Charte de Munich version 2017

Article mis à jour le 28 août 2017

­Préambule 

Le droit à l’information, à la libre expression et à la critique est une des libertés fondamentales de tout être humain.

De ce droit du public de connaître les faits et les opinions procède l’ensemble des devoirs et des droits des journalistes.

La responsabilité des journalistes vis-à-vis du public prime toute autre responsabilité, en particulier à l’égard de leurs employeurs et des pouvoirs publics.

La mission d’information comporte nécessairement des limites que les journalistes eux-mêmes s’imposent spontanément. Tel est l’objet de la déclaration des devoirs formulés ici.

Mais ces devoirs ne peuvent être effectivement respectés dans l’exercice de la profession de journaliste que si les conditions concrètes de l’indépendance et de la dignité professionnelle sont réalisées.

Tel est l’objet de la déclaration des droits qui suit.

Déclaration des devoirs 

Les devoirs essentiels du journaliste, dans la recherche, la rédaction et le commentaire et la transmission des événements, sont :

1) respecter la vérité, quelles qu’en puissent être les conséquences pour lui-même, et ce, en raison du droit que le public a de la connaître ;

2) défendre la liberté de l’information, du commentaire et de la critique ;

3) publier seulement les informations dont l’origine est connue ou les accompagner, si c’est nécessaire, des réserves qui s’imposent ; ne pas supprimer les informations essentielles et ne pas altérer les textes et les documents ;

4) examiner avec rigueur et une vigilance critique les informations, documents, images ou sons qui lui parviennent. Le souci d’assurer au plus vite la diffusion d’une information ne dispense pas d’une vérification préalable de la crédibilité des sources.

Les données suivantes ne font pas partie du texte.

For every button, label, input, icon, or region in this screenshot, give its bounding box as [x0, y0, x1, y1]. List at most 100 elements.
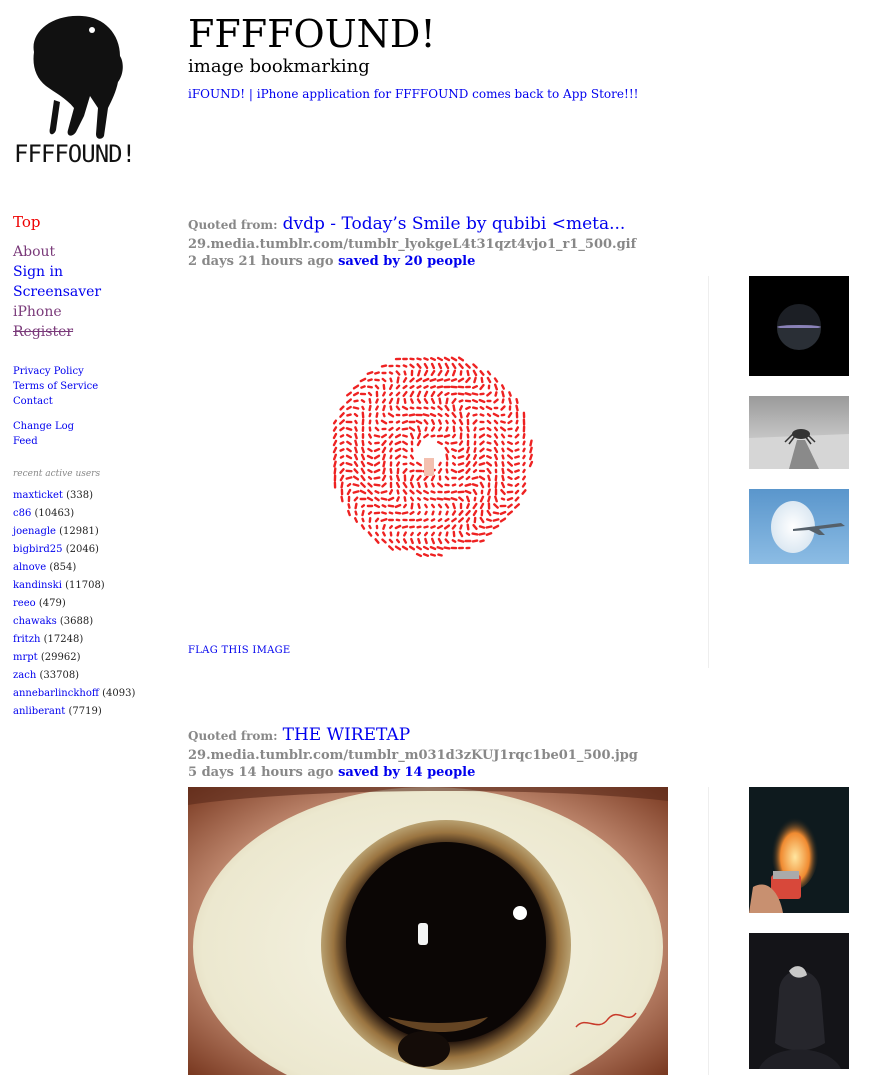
dot-mark: [416, 363, 422, 369]
dot-mark: [388, 511, 394, 515]
dot-mark: [416, 385, 422, 389]
dot-mark: [443, 546, 451, 550]
dot-mark: [436, 385, 444, 389]
dot-mark: [522, 447, 526, 453]
dot-mark: [429, 497, 437, 501]
dot-mark: [436, 545, 444, 551]
source-link[interactable]: THE WIRETAP: [283, 725, 411, 745]
dot-mark: [396, 489, 400, 495]
dot-mark: [472, 523, 478, 531]
dot-mark: [354, 510, 358, 516]
dot-mark: [395, 391, 401, 397]
dot-mark: [403, 398, 407, 404]
terms-link[interactable]: Terms of Service: [13, 379, 178, 394]
dot-mark: [479, 539, 485, 543]
user-link[interactable]: maxticket: [13, 490, 63, 501]
contact-link[interactable]: Contact: [13, 394, 178, 409]
dot-mark: [471, 539, 479, 543]
dot-mark: [458, 530, 464, 538]
user-link[interactable]: reeo: [13, 598, 36, 609]
dot-mark: [339, 434, 345, 438]
dot-mark: [396, 376, 400, 384]
user-link[interactable]: chawaks: [13, 616, 57, 627]
dot-mark: [500, 488, 506, 496]
user-link[interactable]: alnove: [13, 562, 46, 573]
dot-mark: [522, 432, 526, 440]
dot-mark: [486, 448, 492, 452]
dot-mark: [493, 426, 499, 432]
dot-mark: [465, 412, 471, 418]
flag-image-link[interactable]: FLAG THIS IMAGE: [188, 645, 291, 656]
dot-mark: [402, 364, 408, 368]
dot-mark: [422, 413, 430, 417]
user-row: bigbird25 (2046): [13, 541, 178, 559]
site-title: FFFFOUND!: [188, 12, 436, 56]
related-thumb[interactable]: [749, 396, 849, 469]
post-2-image[interactable]: [188, 787, 668, 1075]
user-count: (17248): [43, 634, 84, 645]
dot-mark: [395, 405, 401, 411]
user-link[interactable]: bigbird25: [13, 544, 63, 555]
dot-mark: [402, 481, 408, 489]
related-thumb[interactable]: [749, 276, 849, 376]
post-1-image[interactable]: [320, 348, 540, 560]
dot-mark: [374, 517, 380, 523]
related-thumb[interactable]: [749, 933, 849, 1069]
user-link[interactable]: annebarlinckhoff: [13, 688, 99, 699]
user-row: fritzh (17248): [13, 631, 178, 649]
dot-mark: [500, 420, 506, 424]
nav-sign-in[interactable]: Sign in: [13, 262, 178, 282]
dot-mark: [424, 482, 428, 488]
user-link[interactable]: fritzh: [13, 634, 40, 645]
dot-mark: [445, 426, 449, 432]
user-count: (33708): [39, 670, 80, 681]
dot-mark: [366, 371, 374, 375]
user-link[interactable]: c86: [13, 508, 31, 519]
dot-mark: [443, 524, 451, 530]
saved-by-link[interactable]: saved by 20 people: [338, 254, 475, 269]
dot-mark: [396, 397, 400, 405]
dot-mark: [485, 531, 493, 537]
nav-iphone[interactable]: iPhone: [13, 302, 178, 322]
dot-mark: [409, 489, 415, 495]
dot-mark: [515, 404, 519, 412]
dot-mark: [417, 510, 421, 516]
dot-mark: [352, 483, 360, 487]
dot-mark: [333, 467, 337, 475]
saved-by-link[interactable]: saved by 14 people: [338, 765, 475, 780]
user-row: chawaks (3688): [13, 613, 178, 631]
user-link[interactable]: anliberant: [13, 706, 65, 717]
dot-mark: [366, 496, 374, 502]
source-link[interactable]: dvdp - Today’s Smile by qubibi <meta...: [283, 214, 626, 234]
dot-mark: [479, 481, 485, 489]
related-thumb[interactable]: [749, 489, 849, 564]
dot-mark: [389, 467, 393, 475]
dot-mark: [366, 461, 374, 467]
dot-mark: [416, 439, 422, 447]
privacy-policy-link[interactable]: Privacy Policy: [13, 364, 178, 379]
dot-mark: [507, 503, 513, 509]
dot-mark: [401, 427, 409, 431]
related-thumb[interactable]: [749, 787, 849, 913]
dot-mark: [375, 405, 379, 411]
user-link[interactable]: joenagle: [13, 526, 56, 537]
dot-mark: [388, 397, 394, 405]
dot-mark: [457, 392, 465, 396]
nav-top[interactable]: Top: [13, 212, 178, 232]
dot-mark: [514, 455, 520, 459]
user-link[interactable]: zach: [13, 670, 36, 681]
dot-mark: [459, 426, 463, 432]
user-link[interactable]: kandinski: [13, 580, 62, 591]
feed-link[interactable]: Feed: [13, 434, 178, 449]
nav-register[interactable]: Register: [13, 322, 178, 342]
nav-about[interactable]: About: [13, 242, 178, 262]
nav-screensaver[interactable]: Screensaver: [13, 282, 178, 302]
user-link[interactable]: mrpt: [13, 652, 38, 663]
dot-mark: [416, 474, 422, 482]
change-log-link[interactable]: Change Log: [13, 419, 178, 434]
dot-mark: [486, 509, 492, 517]
dot-mark: [436, 356, 444, 362]
dot-mark: [354, 426, 358, 432]
dot-mark: [368, 433, 372, 439]
announcement-link[interactable]: iFOUND! | iPhone application for FFFFOUN…: [188, 87, 638, 102]
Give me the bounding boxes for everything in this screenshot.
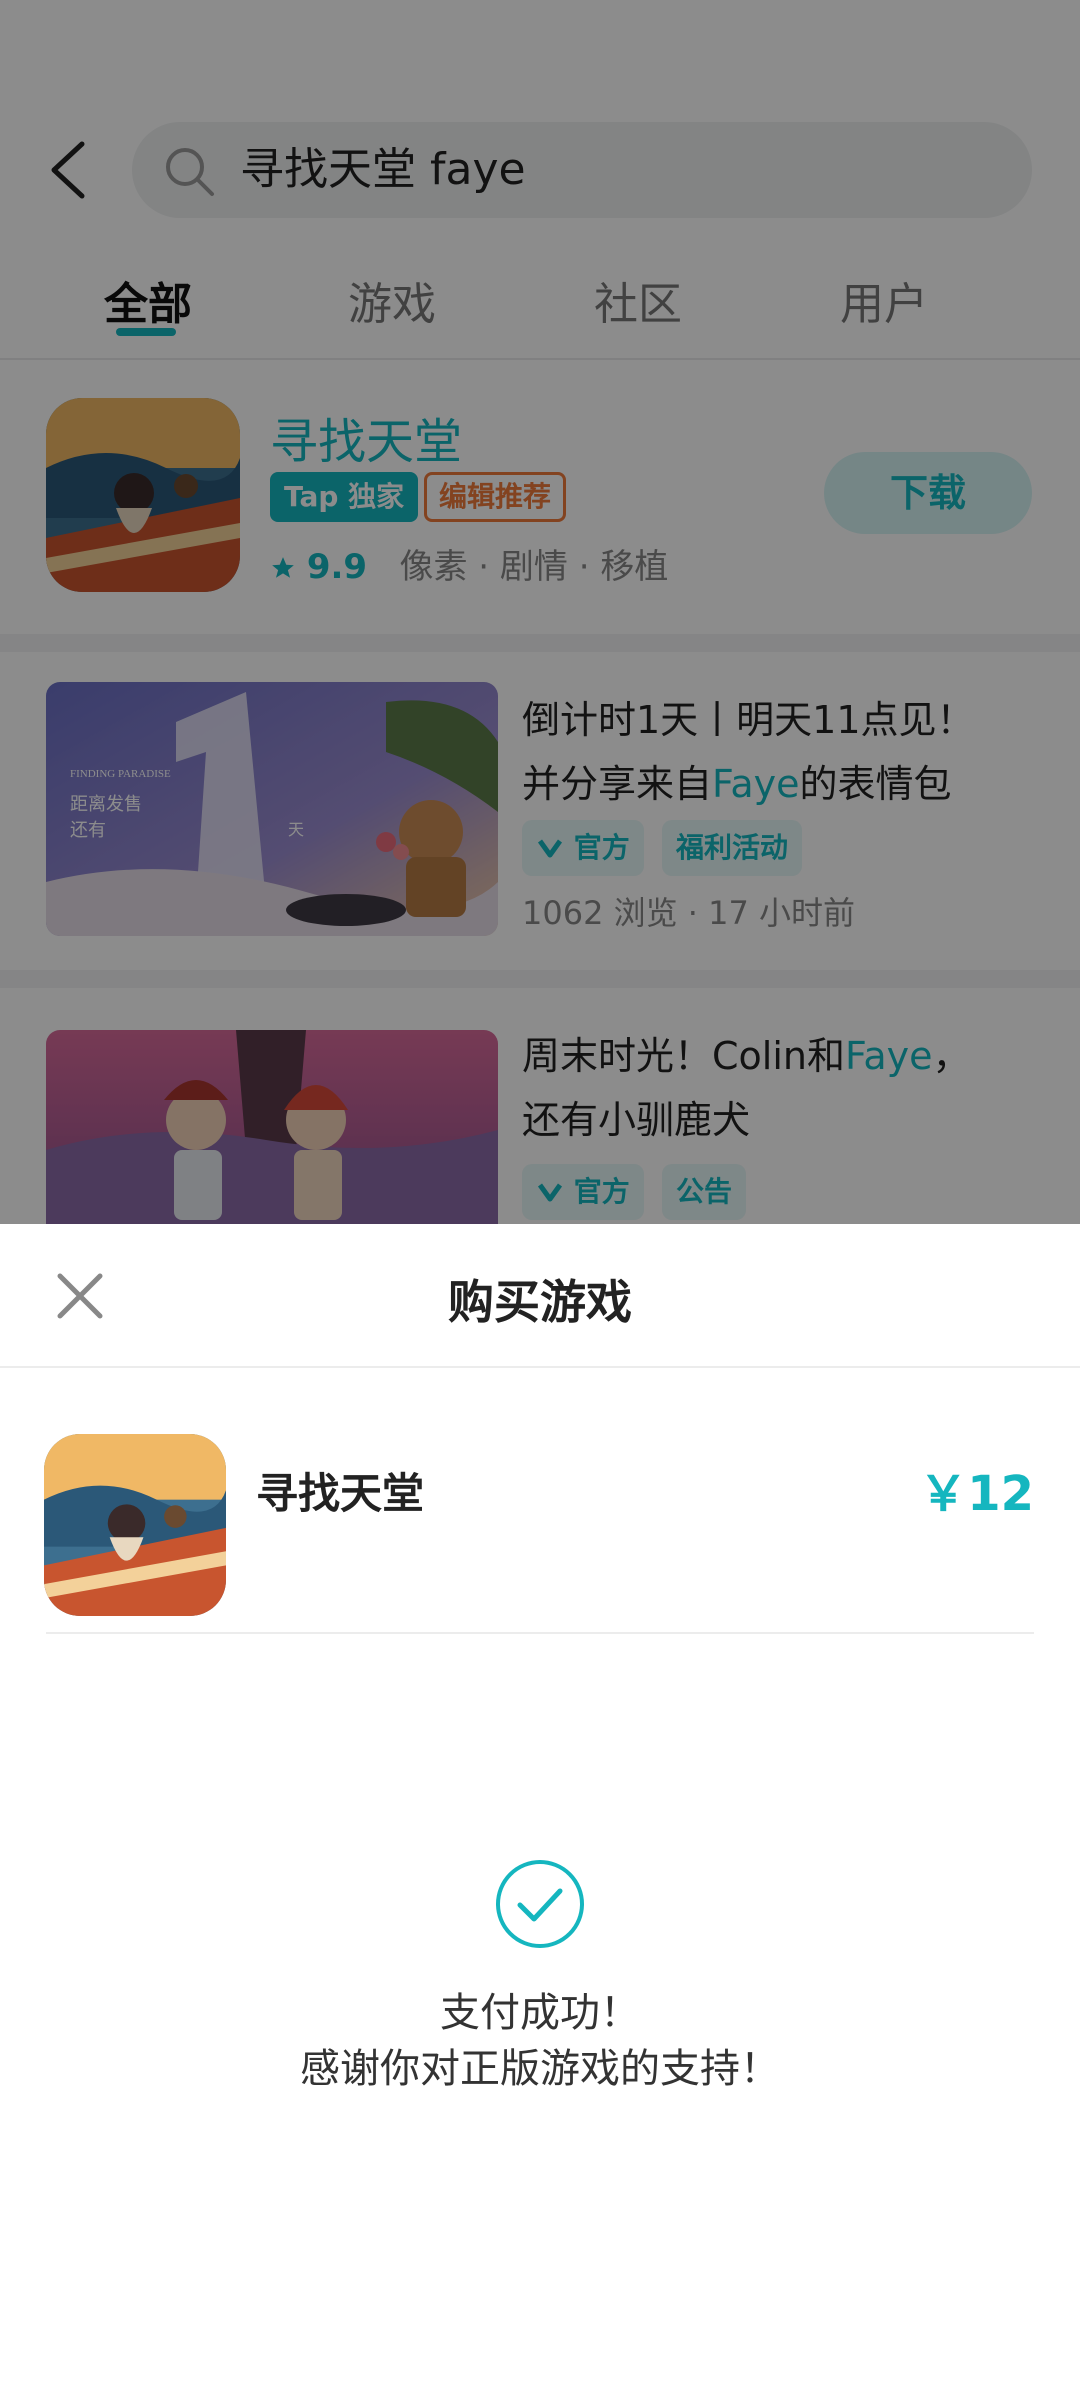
purchase-price: ￥12 — [919, 1466, 1034, 1522]
check-circle-icon — [494, 1858, 586, 1950]
game-app-icon — [44, 1434, 226, 1616]
purchase-item-row: 寻找天堂 ￥12 — [0, 1384, 1080, 1634]
thanks-text: 感谢你对正版游戏的支持！ — [300, 2046, 780, 2092]
purchase-sheet: 购买游戏 寻找天堂 ￥12 支付成功！ 感谢你对正版游戏的支持！ — [0, 1224, 1080, 2400]
payment-success-text: 支付成功！ — [440, 1990, 640, 2036]
divider — [0, 1366, 1080, 1368]
sheet-title: 购买游戏 — [448, 1275, 632, 1329]
divider — [46, 1632, 1034, 1634]
purchase-game-name: 寻找天堂 — [256, 1469, 425, 1518]
modal-backdrop[interactable] — [0, 0, 1080, 1224]
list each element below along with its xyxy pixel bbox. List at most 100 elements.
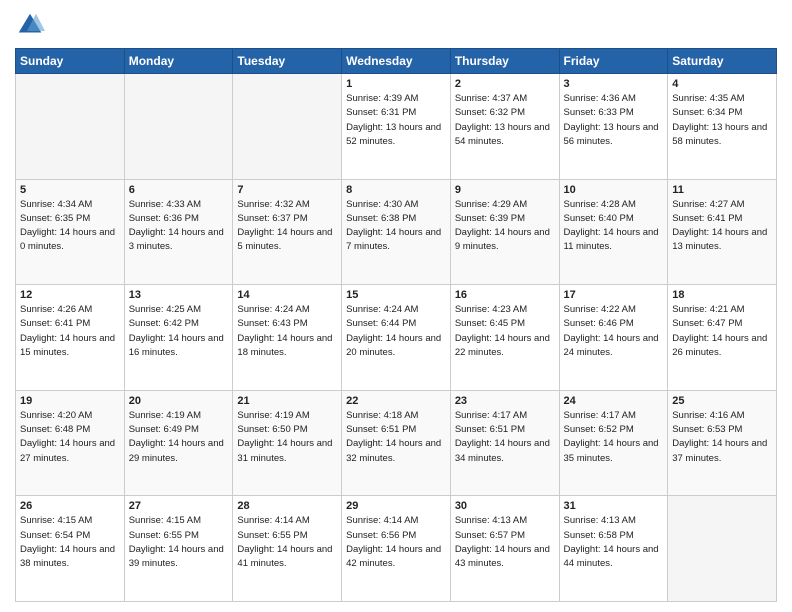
calendar-cell-16: 16Sunrise: 4:23 AMSunset: 6:45 PMDayligh…: [450, 285, 559, 391]
calendar-cell-21: 21 Sunrise: 4:19 AMSunset: 6:50 PMDayligh…: [233, 390, 342, 496]
day-info: Sunrise: 4:19 AMSunset: 6:50 PMDaylight:…: [237, 409, 337, 466]
week-row-5: 26Sunrise: 4:15 AMSunset: 6:54 PMDayligh…: [16, 496, 777, 602]
sunset: Sunset: 6:47 PM: [672, 318, 742, 329]
sunrise: Sunrise: 4:14 AM: [237, 515, 309, 526]
sunset: Sunset: 6:31 PM: [346, 107, 416, 118]
sunrise: Sunrise: 4:21 AM: [672, 304, 744, 315]
day-number: 21: [237, 395, 337, 407]
daylight: Daylight: 14 hours and 42 minutes.: [346, 544, 441, 569]
sunrise: Sunrise: 4:16 AM: [672, 410, 744, 421]
day-number: 13: [129, 289, 229, 301]
sunrise: Sunrise: 4:15 AM: [129, 515, 201, 526]
weekday-header-saturday: Saturday: [668, 49, 777, 74]
calendar-cell-28: 28Sunrise: 4:14 AMSunset: 6:55 PMDayligh…: [233, 496, 342, 602]
day-info: Sunrise: 4:21 AM Sunset: 6:47 PM Daylight:…: [672, 303, 772, 360]
daylight: Daylight: 13 hours and 56 minutes.: [564, 122, 659, 147]
day-info: Sunrise: 4:27 AM Sunset: 6:41 PM Daylight:…: [672, 198, 772, 255]
sunset: Sunset: 6:45 PM: [455, 318, 525, 329]
daylight: Daylight: 14 hours and 5 minutes.: [237, 227, 332, 252]
week-row-4: 19Sunrise: 4:20 AMSunset: 6:48 PMDayligh…: [16, 390, 777, 496]
sunrise: Sunrise: 4:33 AM: [129, 199, 201, 210]
calendar-cell-1: 1Sunrise: 4:39 AMSunset: 6:31 PMDaylight…: [342, 74, 451, 180]
day-number: 22: [346, 395, 446, 407]
sunset: Sunset: 6:41 PM: [20, 318, 90, 329]
day-info: Sunrise: 4:17 AMSunset: 6:52 PMDaylight:…: [564, 409, 664, 466]
sunset: Sunset: 6:58 PM: [564, 530, 634, 541]
sunrise: Sunrise: 4:32 AM: [237, 199, 309, 210]
sunset: Sunset: 6:41 PM: [672, 213, 742, 224]
logo: [15, 10, 49, 40]
sunset: Sunset: 6:40 PM: [564, 213, 634, 224]
day-info: Sunrise: 4:29 AMSunset: 6:39 PMDaylight:…: [455, 198, 555, 255]
sunrise: Sunrise: 4:25 AM: [129, 304, 201, 315]
daylight: Daylight: 14 hours and 26 minutes.: [672, 333, 767, 358]
sunset: Sunset: 6:38 PM: [346, 213, 416, 224]
sunset: Sunset: 6:53 PM: [672, 424, 742, 435]
sunrise: Sunrise: 4:34 AM: [20, 199, 92, 210]
daylight: Daylight: 14 hours and 31 minutes.: [237, 438, 332, 463]
day-number: 7: [237, 184, 337, 196]
day-info: Sunrise: 4:30 AM Sunset: 6:38 PM Daylight:…: [346, 198, 446, 255]
week-row-1: 1Sunrise: 4:39 AMSunset: 6:31 PMDaylight…: [16, 74, 777, 180]
day-number: 9: [455, 184, 555, 196]
calendar-cell-4: 4Sunrise: 4:35 AMSunset: 6:34 PMDaylight…: [668, 74, 777, 180]
day-number: 10: [564, 184, 664, 196]
page: SundayMondayTuesdayWednesdayThursdayFrid…: [0, 0, 792, 612]
daylight: Daylight: 14 hours and 39 minutes.: [129, 544, 224, 569]
day-info: Sunrise: 4:14 AMSunset: 6:56 PMDaylight:…: [346, 514, 446, 571]
day-number: 3: [564, 78, 664, 90]
day-info: Sunrise: 4:34 AMSunset: 6:35 PMDaylight:…: [20, 198, 120, 255]
sunset: Sunset: 6:55 PM: [129, 530, 199, 541]
daylight: Daylight: 14 hours and 34 minutes.: [455, 438, 550, 463]
weekday-header-row: SundayMondayTuesdayWednesdayThursdayFrid…: [16, 49, 777, 74]
weekday-header-friday: Friday: [559, 49, 668, 74]
sunrise: Sunrise: 4:17 AM: [455, 410, 527, 421]
calendar-cell-29: 29Sunrise: 4:14 AMSunset: 6:56 PMDayligh…: [342, 496, 451, 602]
sunrise: Sunrise: 4:13 AM: [455, 515, 527, 526]
sunrise: Sunrise: 4:15 AM: [20, 515, 92, 526]
sunrise: Sunrise: 4:19 AM: [129, 410, 201, 421]
day-info: Sunrise: 4:14 AMSunset: 6:55 PMDaylight:…: [237, 514, 337, 571]
day-info: Sunrise: 4:37 AMSunset: 6:32 PMDaylight:…: [455, 92, 555, 149]
daylight: Daylight: 14 hours and 0 minutes.: [20, 227, 115, 252]
daylight: Daylight: 14 hours and 27 minutes.: [20, 438, 115, 463]
sunrise: Sunrise: 4:23 AM: [455, 304, 527, 315]
daylight: Daylight: 14 hours and 3 minutes.: [129, 227, 224, 252]
week-row-2: 5Sunrise: 4:34 AMSunset: 6:35 PMDaylight…: [16, 179, 777, 285]
sunrise: Sunrise: 4:14 AM: [346, 515, 418, 526]
sunset: Sunset: 6:39 PM: [455, 213, 525, 224]
day-number: 23: [455, 395, 555, 407]
daylight: Daylight: 14 hours and 13 minutes.: [672, 227, 767, 252]
calendar-cell-11: 11Sunrise: 4:27 AMSunset: 6:41 PMDayligh…: [668, 179, 777, 285]
day-info: Sunrise: 4:26 AMSunset: 6:41 PMDaylight:…: [20, 303, 120, 360]
weekday-header-tuesday: Tuesday: [233, 49, 342, 74]
calendar-cell-3: 3Sunrise: 4:36 AMSunset: 6:33 PMDaylight…: [559, 74, 668, 180]
day-info: Sunrise: 4:13 AMSunset: 6:58 PMDaylight:…: [564, 514, 664, 571]
sunrise: Sunrise: 4:27 AM: [672, 199, 744, 210]
logo-icon: [15, 10, 45, 40]
day-info: Sunrise: 4:28 AMSunset: 6:40 PMDaylight:…: [564, 198, 664, 255]
daylight: Daylight: 14 hours and 18 minutes.: [237, 333, 332, 358]
daylight: Daylight: 13 hours and 58 minutes.: [672, 122, 767, 147]
calendar-cell-22: 22Sunrise: 4:18 AMSunset: 6:51 PMDayligh…: [342, 390, 451, 496]
sunset: Sunset: 6:32 PM: [455, 107, 525, 118]
calendar-cell-10: 10 Sunrise: 4:28 AMSunset: 6:40 PMDayligh…: [559, 179, 668, 285]
day-info: Sunrise: 4:19 AMSunset: 6:49 PMDaylight:…: [129, 409, 229, 466]
calendar-cell-2: 2Sunrise: 4:37 AMSunset: 6:32 PMDaylight…: [450, 74, 559, 180]
sunrise: Sunrise: 4:26 AM: [20, 304, 92, 315]
daylight: Daylight: 13 hours and 54 minutes.: [455, 122, 550, 147]
day-info: Sunrise: 4:35 AMSunset: 6:34 PMDaylight:…: [672, 92, 772, 149]
weekday-header-wednesday: Wednesday: [342, 49, 451, 74]
sunrise: Sunrise: 4:30 AM: [346, 199, 418, 210]
calendar-cell-empty: [233, 74, 342, 180]
daylight: Daylight: 14 hours and 7 minutes.: [346, 227, 441, 252]
calendar-cell-empty: [124, 74, 233, 180]
calendar-cell-26: 26Sunrise: 4:15 AMSunset: 6:54 PMDayligh…: [16, 496, 125, 602]
calendar-cell-empty: [668, 496, 777, 602]
day-info: Sunrise: 4:15 AM Sunset: 6:55 PM Daylight:…: [129, 514, 229, 571]
daylight: Daylight: 14 hours and 9 minutes.: [455, 227, 550, 252]
daylight: Daylight: 14 hours and 24 minutes.: [564, 333, 659, 358]
day-number: 30: [455, 500, 555, 512]
calendar-cell-14: 14Sunrise: 4:24 AMSunset: 6:43 PMDayligh…: [233, 285, 342, 391]
day-info: Sunrise: 4:23 AMSunset: 6:45 PMDaylight:…: [455, 303, 555, 360]
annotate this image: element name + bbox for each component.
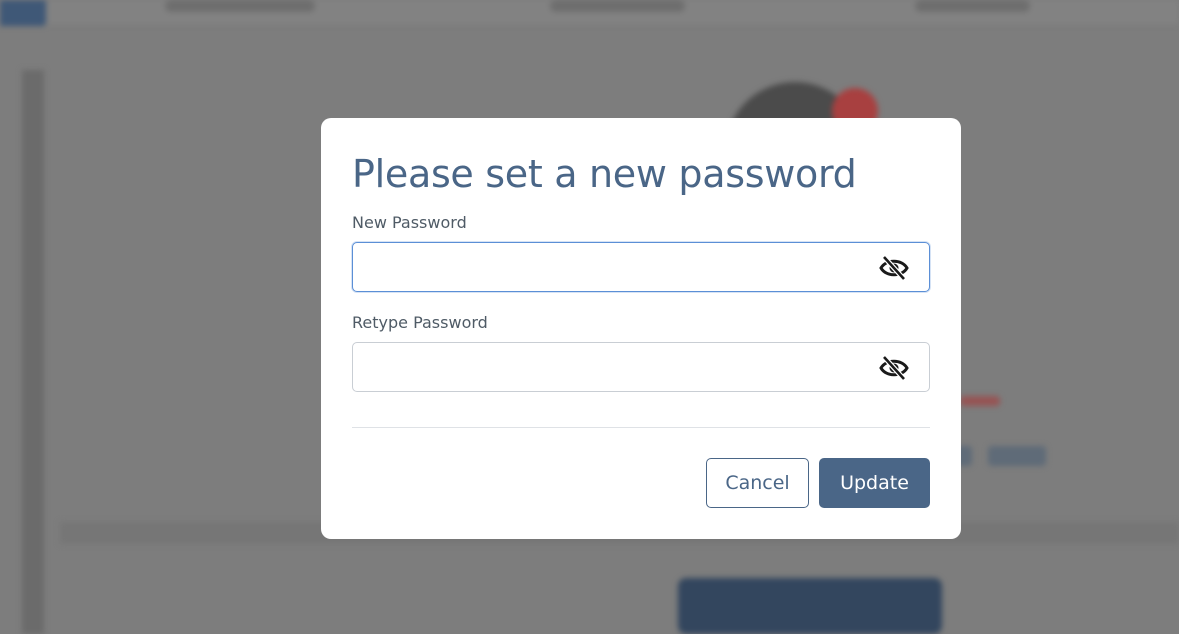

5) ne pas user de méthodes déloyales pour obtenir des informations, des photographies, des images et des documents ;

6) s’obliger à respecter la vie privée des personnes ;

7) rectifier toute information publiée qui se révèle inexacte ;

8) garder le secret professionnel et ne pas divulguer la source des informations obtenues confidentiellement ;

9) s’interdire le plagiat, la calomnie, la diffamation, les accusations sans fondement ainsi que de recevoir un quelconque avantage en raison de la publication ou de la suppression d’une information ;

10) ne jamais confondre le métier de journaliste avec celui du publicitaire ou du propagandiste ; n’accepter aucune consigne, directe ou indirecte, des annonceurs ;

11) vérifier si les documents, images et sons ou issus d’Internet que le journaliste souhaite utiliser ne sont pas soumis à des droits commerciaux ;

12) refuser toute pression et n’accepter de directives rédactionnelles que des responsables de la rédaction.Tout journaliste se fait un devoir d’observer strictement les principes énoncés ci-dessus et n’accepte, en matière de principes professionnels, que la juridiction de ses pairs, prévue par leur convention collective.

Déclaration des droits

1) Les journalistes revendiquent le libre accès à toutes les sources d’information et le droit d’enquêter librement sur tous les faits qui conditionnent la vie publique. Le secret des affaires publiques ou privées ne peut en ce cas être opposé au journaliste que par exception, en vertu de motifs clairement exprimés.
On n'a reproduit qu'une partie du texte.